After Ashbourne we passed through Uttoxeter, home of the JCB digging machine, Stafford, Newport, Shropshire and some fairly humdrum landscape.
In that sense, things became more interesting after we traversed the Ironbridge gorge. Ironbridge, named for the world’s first such structure, and the neighbouring few miles of steep-sided Severn valley is the so-called Cradle of the Industrial Revolution. Today, this area offers the visitor, the “heritage” experience of the Coalbrookdale Industrial Museum. Back then no-one knew of Industrial Heritage, some of us were still living it. The nearby Black-country overspill town of Telford was yet to be built. Dennis and I crossed the Severn by means of the eponymous 18th century bridge, which at that time was still open for light road traffic. By means of back roads, we arrived at the notable village of Much Wenlock, it lays claim to the first modern Olympics. If Ironbridge was the bustling heart of late 18th century mercantilism, then Much Wenlock appeared to pre-date it by about 400 years. Half- timbered buildings abounded the main street, their cantilevered upper floors tottering over the tarmac. It was getting late and still, between us and our dinner and dormitory bunk-beds was Wenlock Edge.
Shropshire remains one of my favourite English counties. The South-western part appears to belong in Wales. The Mercian ruler Offa built his defensive dyke to that effect. In addition there are, what seem to me, incongruous, hilly outcrops, in an otherwise verdant backdrop:, The Wrekin, The Long Mynd, Wenlock Edge and [in bad weather] the scary Clee Hill. Welsh king Caradoc [Caractacus] thumbed his nose at the might of Rome on Caer Caradoc. {The Hill of Caractacus]

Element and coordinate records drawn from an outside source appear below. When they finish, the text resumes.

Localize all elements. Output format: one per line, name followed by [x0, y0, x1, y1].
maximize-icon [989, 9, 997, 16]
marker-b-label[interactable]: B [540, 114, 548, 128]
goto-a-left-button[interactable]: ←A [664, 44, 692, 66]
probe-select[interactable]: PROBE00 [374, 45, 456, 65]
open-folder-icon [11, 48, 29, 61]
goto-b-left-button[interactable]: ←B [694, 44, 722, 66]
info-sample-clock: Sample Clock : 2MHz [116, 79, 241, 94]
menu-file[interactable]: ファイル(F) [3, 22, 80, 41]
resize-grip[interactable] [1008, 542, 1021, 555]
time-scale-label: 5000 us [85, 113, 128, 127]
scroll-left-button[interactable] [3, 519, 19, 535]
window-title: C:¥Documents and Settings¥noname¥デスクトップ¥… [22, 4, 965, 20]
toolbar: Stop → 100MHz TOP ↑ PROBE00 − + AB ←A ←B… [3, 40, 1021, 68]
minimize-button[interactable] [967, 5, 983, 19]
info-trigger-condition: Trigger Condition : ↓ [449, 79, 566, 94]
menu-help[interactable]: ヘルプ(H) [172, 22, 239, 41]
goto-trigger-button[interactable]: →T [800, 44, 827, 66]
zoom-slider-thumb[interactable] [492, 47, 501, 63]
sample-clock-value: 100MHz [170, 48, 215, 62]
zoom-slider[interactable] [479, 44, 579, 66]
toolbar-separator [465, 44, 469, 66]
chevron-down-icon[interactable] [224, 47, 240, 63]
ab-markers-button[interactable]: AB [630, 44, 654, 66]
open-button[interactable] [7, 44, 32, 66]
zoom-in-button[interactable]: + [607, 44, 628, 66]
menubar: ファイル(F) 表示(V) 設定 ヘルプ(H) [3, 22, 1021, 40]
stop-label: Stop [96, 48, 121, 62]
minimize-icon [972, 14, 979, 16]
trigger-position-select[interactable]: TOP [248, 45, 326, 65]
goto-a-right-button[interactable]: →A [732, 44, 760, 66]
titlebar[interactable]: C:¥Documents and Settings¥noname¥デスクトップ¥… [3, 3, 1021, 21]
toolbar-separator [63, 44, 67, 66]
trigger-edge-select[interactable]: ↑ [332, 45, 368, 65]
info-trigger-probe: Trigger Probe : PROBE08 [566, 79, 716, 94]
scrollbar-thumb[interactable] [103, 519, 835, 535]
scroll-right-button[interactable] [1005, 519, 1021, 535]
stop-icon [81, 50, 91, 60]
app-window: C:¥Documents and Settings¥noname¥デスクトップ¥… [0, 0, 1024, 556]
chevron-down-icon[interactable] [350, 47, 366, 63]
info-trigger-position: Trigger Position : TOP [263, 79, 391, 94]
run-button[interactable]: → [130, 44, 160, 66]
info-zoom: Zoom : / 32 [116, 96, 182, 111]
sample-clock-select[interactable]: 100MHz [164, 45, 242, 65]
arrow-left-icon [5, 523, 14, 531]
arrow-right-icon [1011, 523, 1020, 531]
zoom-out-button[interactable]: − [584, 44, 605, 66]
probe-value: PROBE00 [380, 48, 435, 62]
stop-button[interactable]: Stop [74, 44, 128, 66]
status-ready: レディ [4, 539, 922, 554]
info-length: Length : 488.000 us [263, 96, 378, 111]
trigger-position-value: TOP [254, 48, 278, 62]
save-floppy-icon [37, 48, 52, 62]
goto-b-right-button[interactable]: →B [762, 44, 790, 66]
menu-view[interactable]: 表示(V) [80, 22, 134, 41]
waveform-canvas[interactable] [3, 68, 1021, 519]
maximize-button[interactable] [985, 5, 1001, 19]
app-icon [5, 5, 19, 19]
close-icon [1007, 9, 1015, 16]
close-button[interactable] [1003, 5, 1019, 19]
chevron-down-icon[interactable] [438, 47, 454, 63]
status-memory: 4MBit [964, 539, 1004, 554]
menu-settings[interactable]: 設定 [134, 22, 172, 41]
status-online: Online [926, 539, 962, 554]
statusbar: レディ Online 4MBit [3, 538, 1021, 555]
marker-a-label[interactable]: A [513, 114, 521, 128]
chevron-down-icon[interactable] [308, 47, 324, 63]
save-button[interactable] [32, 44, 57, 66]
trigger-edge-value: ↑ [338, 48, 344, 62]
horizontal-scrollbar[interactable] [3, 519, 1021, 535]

This incomplete consideration of the history of the Welsh Marches does little to help Dennis and me up and over Wenlock Edge. I have no recollection of the climb, but there is a trill of exhilaration left in the memory of the descent. Nevertheless, we missed dinner. By the river in Ludlow, a German hitch-hiker directed us to the Youth Hostel, where they, begrudgingly, served us cold mashed potatoes and Spam. These days the town of Ludlow, still quaintly half-timbered, is a shrine to Spam-free Modern British cuisine.